Старик пустил ее «вниз по матушке, по Волге»:
– А вот крест святой – не брал. Хучь обыскивайте…
Кошелька так и не нашли. Но бельмастого сама же публика выставила на крыльцо Дома трудолюбия, в зале было отчетливо слышно, как он орал от побоев, потом воцарилось прежнее благочиние, и один пожилой конокрад сказал Клавочке:
– Читай дале нам, барышня! Энтот хорь старый воровать по воскресеньям уже не станет, потому как мы все лапы ему в дверях перешибли. А про любовь нежную мы завсегда слушать согласны, потому как это – дело святое, и, пока мы живы, оно всех нас касается… Тебя, барышня, тоже!
10. Крестины с причиндалами
Сидя на нарах, Полынов доктринерски рассуждал:
– Конечно, тюрьма консервирует лучшие качества, с которыми человек вошел в тюрьму, но эта же тюрьма усугубляет все пороки, с которыми порочный человек вступает в тюрьму…
Последнее время он жил в обостренной тревоге. Полынов предчуял, что если ему выпадет «воля», то жизнь в городе не позволит сменить долгий срок на малый, сфабриковать для себя новую биографию вместе с новым именем будет гораздо труднее, нежели здесь, пока он сидит на нарах в «кандальной».
– Чего маешься? – спрашивал его Кутерьма.
– Не маюсь, а размышляю…
По законам Сахалина, осужденный на 20 лет каторги обязан отсидеть в «кандальной» (испытуемой) тюрьме 4 года, кто получил 15 лет – сиди 3 года, со сроком осуждения в 10 лет – два года «кандальной» и так далее. Но этот режим из-за нехватки мест в камерах постоянно менялся, и арестантов раньше срока переводили из «кандальной» в «вольную» тюрьму, а многих попросту гнали на улицу.
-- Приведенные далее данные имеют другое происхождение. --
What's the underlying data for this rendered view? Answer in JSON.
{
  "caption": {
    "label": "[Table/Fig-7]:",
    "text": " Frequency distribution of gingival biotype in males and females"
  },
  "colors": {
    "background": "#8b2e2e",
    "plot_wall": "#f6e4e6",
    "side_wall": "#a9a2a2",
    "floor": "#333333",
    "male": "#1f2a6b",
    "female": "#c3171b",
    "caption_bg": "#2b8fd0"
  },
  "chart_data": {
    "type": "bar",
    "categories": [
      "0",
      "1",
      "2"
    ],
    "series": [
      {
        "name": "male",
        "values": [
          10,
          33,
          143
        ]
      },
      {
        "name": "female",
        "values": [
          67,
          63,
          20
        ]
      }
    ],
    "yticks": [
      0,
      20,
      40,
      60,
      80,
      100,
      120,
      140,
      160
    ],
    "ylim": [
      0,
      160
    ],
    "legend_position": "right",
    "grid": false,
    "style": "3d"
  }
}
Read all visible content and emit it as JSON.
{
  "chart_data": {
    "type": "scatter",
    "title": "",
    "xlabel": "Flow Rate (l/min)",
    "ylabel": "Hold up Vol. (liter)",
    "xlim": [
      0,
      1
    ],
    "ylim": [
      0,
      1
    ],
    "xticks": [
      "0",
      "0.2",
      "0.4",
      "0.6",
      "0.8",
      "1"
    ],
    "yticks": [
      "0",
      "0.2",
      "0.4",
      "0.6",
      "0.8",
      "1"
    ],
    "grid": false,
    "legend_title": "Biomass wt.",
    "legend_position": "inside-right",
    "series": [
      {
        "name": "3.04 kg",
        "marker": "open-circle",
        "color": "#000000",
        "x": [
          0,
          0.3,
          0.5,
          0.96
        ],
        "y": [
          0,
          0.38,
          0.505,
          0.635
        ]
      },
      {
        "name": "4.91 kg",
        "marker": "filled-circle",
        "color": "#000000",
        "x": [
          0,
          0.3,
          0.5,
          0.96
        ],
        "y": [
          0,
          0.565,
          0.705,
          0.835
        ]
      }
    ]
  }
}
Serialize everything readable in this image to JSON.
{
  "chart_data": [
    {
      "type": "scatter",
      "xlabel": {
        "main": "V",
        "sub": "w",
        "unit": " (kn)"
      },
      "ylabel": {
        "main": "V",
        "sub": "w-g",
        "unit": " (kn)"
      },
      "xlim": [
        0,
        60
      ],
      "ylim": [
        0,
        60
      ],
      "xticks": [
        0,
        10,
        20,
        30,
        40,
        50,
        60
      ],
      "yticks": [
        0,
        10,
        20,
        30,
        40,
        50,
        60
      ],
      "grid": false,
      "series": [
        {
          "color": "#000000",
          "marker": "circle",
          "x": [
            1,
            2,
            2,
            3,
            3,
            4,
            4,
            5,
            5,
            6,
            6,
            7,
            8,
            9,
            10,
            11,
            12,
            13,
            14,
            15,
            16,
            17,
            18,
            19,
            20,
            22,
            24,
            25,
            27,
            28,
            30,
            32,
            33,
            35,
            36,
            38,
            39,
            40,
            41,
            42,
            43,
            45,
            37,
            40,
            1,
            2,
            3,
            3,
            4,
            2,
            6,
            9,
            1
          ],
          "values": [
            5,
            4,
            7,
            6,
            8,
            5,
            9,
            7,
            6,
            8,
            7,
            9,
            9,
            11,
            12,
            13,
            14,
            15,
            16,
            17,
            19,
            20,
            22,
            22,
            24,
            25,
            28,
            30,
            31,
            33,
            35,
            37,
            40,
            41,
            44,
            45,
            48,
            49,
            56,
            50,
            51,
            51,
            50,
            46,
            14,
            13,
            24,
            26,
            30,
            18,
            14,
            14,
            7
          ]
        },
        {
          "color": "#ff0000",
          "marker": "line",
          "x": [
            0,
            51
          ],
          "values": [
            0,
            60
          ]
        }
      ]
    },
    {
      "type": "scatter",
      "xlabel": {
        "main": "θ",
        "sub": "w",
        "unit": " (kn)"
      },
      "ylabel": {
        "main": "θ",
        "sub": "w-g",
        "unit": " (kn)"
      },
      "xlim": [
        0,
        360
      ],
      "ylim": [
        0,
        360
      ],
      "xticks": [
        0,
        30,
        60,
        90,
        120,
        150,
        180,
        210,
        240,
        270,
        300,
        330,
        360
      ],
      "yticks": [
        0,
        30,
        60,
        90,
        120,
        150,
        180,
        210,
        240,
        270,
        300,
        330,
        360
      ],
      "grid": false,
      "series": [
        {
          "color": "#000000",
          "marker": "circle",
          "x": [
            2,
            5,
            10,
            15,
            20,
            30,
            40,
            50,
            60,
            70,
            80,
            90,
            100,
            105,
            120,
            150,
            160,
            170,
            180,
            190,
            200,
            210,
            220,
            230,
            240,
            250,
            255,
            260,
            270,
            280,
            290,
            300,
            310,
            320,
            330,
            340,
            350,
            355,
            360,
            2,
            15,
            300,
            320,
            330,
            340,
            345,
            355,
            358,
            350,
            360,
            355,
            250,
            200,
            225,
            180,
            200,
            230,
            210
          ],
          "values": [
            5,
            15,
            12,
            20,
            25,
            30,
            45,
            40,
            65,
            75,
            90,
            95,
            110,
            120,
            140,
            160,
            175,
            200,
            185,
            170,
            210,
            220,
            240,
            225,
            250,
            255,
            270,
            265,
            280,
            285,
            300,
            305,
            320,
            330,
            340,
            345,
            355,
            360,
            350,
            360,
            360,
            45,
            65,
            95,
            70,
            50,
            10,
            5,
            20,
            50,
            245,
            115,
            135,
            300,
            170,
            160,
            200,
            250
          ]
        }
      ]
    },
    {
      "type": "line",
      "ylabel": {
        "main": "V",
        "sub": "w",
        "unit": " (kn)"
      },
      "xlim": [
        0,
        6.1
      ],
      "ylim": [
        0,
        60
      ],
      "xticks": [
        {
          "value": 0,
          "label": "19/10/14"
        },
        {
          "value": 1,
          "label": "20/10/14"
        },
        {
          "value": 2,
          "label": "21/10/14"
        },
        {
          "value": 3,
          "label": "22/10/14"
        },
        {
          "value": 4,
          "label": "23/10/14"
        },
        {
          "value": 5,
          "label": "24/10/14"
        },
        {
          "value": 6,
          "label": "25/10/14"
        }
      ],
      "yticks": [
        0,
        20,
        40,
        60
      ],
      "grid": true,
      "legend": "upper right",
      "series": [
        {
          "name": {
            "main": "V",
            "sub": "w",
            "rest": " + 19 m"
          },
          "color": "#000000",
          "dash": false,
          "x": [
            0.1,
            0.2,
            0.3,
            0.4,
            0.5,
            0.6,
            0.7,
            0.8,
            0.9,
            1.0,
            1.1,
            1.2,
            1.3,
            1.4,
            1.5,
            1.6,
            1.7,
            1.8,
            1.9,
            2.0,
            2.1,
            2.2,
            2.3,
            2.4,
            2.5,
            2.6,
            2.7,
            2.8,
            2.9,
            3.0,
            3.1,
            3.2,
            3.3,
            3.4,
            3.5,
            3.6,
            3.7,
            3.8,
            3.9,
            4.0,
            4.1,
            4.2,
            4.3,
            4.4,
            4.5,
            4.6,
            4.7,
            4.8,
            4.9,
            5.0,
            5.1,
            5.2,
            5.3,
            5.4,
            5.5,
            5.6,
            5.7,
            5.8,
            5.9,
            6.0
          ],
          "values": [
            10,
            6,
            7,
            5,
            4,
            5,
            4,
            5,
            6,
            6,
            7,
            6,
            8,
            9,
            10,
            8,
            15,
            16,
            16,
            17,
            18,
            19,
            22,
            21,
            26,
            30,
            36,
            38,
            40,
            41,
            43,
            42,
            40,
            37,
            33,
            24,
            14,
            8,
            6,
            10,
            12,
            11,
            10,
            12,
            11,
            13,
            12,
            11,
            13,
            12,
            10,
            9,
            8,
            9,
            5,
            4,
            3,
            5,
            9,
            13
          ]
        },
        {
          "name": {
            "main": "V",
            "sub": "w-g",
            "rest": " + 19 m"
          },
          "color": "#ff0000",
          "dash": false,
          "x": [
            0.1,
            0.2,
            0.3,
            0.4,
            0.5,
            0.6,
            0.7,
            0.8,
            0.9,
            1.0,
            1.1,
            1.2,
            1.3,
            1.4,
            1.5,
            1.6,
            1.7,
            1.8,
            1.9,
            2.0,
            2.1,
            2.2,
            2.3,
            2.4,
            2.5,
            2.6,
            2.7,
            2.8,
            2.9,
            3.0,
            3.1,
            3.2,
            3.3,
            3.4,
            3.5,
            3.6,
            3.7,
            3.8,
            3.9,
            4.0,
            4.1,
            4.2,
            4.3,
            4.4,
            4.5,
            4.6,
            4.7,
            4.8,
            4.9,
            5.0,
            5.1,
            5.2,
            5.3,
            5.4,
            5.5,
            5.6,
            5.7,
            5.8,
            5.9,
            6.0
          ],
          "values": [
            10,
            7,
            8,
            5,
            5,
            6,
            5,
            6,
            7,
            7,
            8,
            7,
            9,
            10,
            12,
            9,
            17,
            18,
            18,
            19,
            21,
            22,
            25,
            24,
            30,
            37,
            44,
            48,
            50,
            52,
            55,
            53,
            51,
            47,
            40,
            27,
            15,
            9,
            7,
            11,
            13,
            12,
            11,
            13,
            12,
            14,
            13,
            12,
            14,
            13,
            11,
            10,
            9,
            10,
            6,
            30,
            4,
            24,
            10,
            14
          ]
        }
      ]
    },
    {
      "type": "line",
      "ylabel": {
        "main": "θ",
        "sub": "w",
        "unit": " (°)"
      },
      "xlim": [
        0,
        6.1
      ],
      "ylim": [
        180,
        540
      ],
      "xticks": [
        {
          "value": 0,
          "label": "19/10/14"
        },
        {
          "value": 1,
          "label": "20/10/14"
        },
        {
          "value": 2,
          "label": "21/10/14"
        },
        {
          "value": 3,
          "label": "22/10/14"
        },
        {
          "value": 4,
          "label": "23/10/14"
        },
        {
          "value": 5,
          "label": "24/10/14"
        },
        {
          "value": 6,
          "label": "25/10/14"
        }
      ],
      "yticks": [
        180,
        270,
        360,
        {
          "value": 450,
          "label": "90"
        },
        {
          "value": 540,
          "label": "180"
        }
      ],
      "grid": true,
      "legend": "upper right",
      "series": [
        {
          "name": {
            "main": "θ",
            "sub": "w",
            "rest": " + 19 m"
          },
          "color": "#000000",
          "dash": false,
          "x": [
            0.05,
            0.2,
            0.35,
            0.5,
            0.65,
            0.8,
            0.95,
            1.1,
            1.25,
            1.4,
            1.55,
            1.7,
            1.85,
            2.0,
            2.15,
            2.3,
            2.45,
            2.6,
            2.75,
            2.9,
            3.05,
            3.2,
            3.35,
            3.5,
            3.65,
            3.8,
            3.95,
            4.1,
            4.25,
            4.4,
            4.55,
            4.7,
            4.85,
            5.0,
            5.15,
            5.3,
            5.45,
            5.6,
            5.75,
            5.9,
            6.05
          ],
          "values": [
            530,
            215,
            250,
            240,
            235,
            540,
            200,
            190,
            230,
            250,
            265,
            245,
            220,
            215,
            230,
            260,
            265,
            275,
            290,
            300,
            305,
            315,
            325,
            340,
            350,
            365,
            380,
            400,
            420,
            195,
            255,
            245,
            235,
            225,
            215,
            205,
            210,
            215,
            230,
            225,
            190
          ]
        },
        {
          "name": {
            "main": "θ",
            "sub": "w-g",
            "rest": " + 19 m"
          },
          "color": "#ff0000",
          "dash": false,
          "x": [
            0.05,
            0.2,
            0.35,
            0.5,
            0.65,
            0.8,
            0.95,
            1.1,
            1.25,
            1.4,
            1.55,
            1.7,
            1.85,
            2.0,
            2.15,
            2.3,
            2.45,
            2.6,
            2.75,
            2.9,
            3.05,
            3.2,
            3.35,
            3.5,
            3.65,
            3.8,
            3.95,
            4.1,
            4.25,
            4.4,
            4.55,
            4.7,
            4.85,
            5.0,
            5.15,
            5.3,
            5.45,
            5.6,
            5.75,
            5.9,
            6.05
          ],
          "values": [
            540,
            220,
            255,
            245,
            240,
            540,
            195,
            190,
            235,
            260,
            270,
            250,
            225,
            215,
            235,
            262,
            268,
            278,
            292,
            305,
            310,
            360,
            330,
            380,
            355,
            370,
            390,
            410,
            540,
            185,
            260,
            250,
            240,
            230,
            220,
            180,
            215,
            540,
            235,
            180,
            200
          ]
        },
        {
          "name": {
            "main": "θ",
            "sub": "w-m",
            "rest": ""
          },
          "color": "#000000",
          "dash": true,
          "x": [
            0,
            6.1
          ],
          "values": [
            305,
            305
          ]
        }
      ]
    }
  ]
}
Но таких снабжали сухим пайком от казны, каждый день они обязаны вернуться в тюрьму – на работу! Однако ловкачи отдавали свой паек голодным, которые за них трудились на каторге, а сами они занимались чем хотели.
– Кутерьма, – вдруг сказал Полынов, – я на днях встретил на улице человека, который с большим интересом вглядывался в меня. Не дай бог, если он еще не забыл мою фамилию и мою кличку… Мне нужно ускорить шикарные «крестины» по каторжному обряду со всеми причиндалами. Сам понимаешь!
– Ладно, – крякнул Иван, – я переговорю с майданщиком.
Майданщик на каторге – фигура знатная, и кто сильнее – иван или майданщик – этот вопрос разрешить трудно. Бывало и так, что иван, повздорив с майданщиком, сдыхал с ножом под лопаткой, а майданщик как ни в чем не бывало снова приходил в его камеру, словно коробейник с товарами:
– Налетай – подешевело! Вот и папироски скручены, вот и халва нарезана, а яички сольцою присыпаны…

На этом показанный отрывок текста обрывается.